According to his sponsors Nike, Farah wears Nike Zoom Matumbo for distances up to 5000m and the similar model Zoom Victory for 10,000m. Both are quoted at around 90-100g for a UK size 9 and to my knowledge are the lightest in the world. Last year, according to his previous sponsors Adidas, he wore Adidas Adizero Avanti, which are claimed to be 145g.
It is commonly accepted that lighter footwear generally leads to faster times. A rate of one second per ounces (27g) per mile is often quoted. I normally meet with unbelieving grins and huge scepticism when I use this argument, but I am a great believer in this concept. Using the one second per ounce per mile rule, you are around six seconds quicker over 5000m in the Matumbo or Zoom compared to the Avanti – a not inconsiderable amount at world-class level.
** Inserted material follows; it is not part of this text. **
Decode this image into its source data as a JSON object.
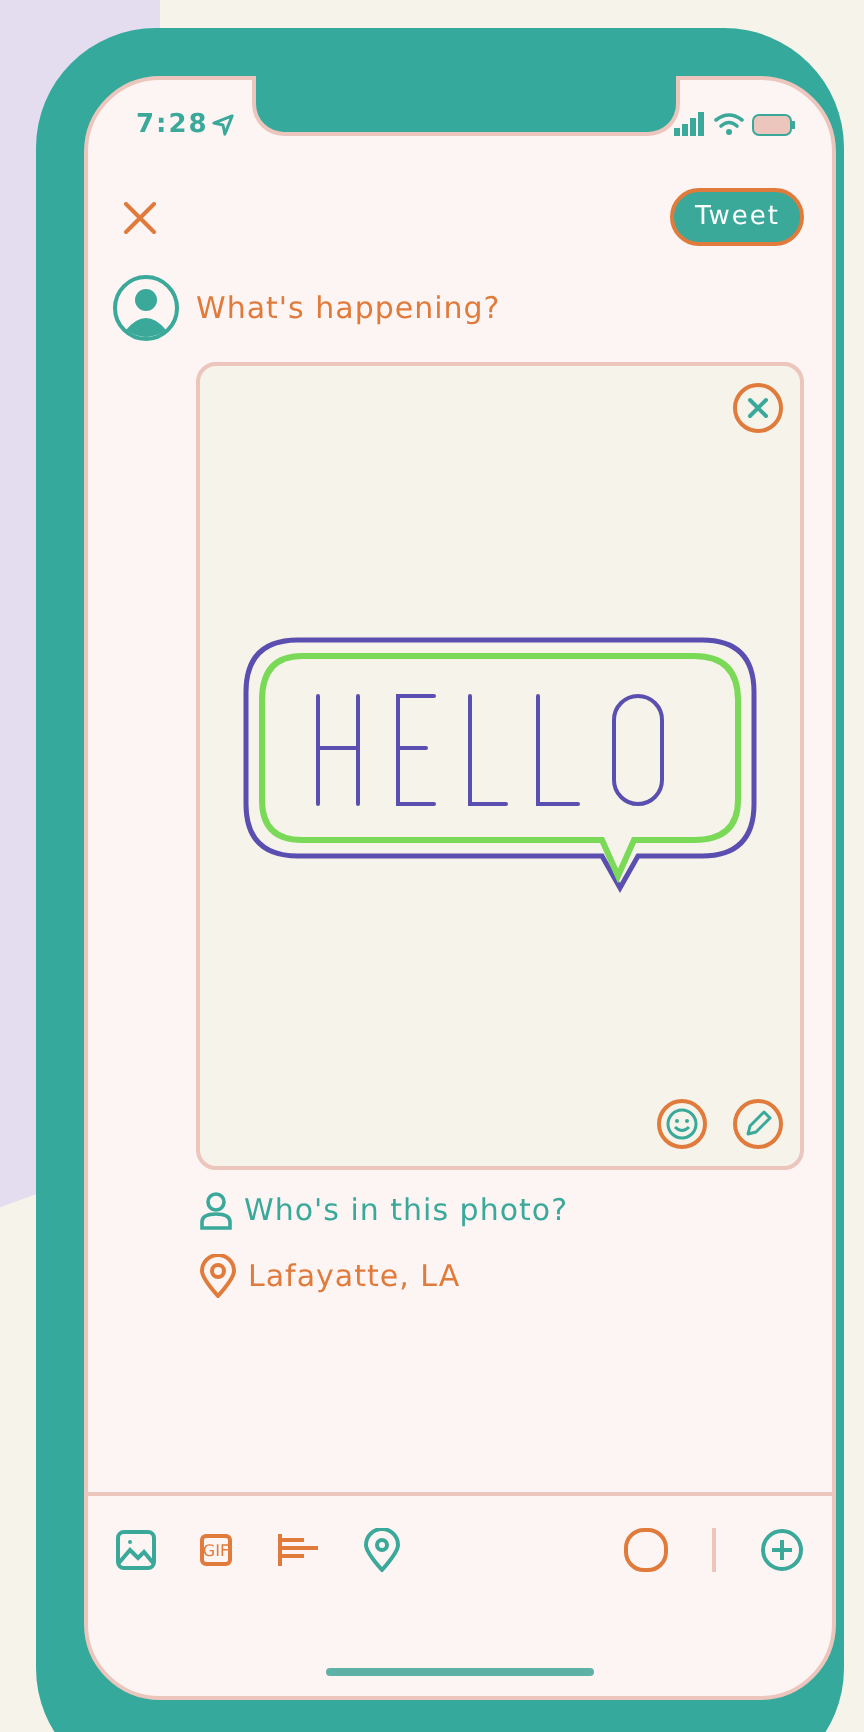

What this also illustrates is that if merely wearing shoes that are 50g lighter can make you six seconds quicker over 5000m, other seemingly small adjustments could also add up to a sizeable improvement.
So is there any way that anyone can beat Farah tomorrow? His performances this season that only a fully-fit Bekele would be able to do so.
My suggestion to any sub-27-minute 10km runner entered would be to consider taking off the spikes and racing barefoot! It would be a bold move which may backfire, but it could be the only way to beat Farah.
I am amazed that more elite athletes have not tried barefoot racing. Bruce Tulloh, the 1962 European 5000m champion, is a great believer in the barefoot approach and reckoned it gained him about four metres per lap. I tried it last weekend and ran 10 seconds quicker over 5000m than I would have predicted wearing my Matumbos – and having raced frequently of late, I was well aware of my fitness.
The hardness of tracks varies and not everyone could manage it. Indeed, six days after running on a comparatively soft track, my toes are still sore after they were cut in several places.
Of course, ditching spikes for the first time for a World Championships final is a desperate move and ill-advised under most circumstances – but it may be that such drastic measures are the only route to anyone beating Farah tomorrow.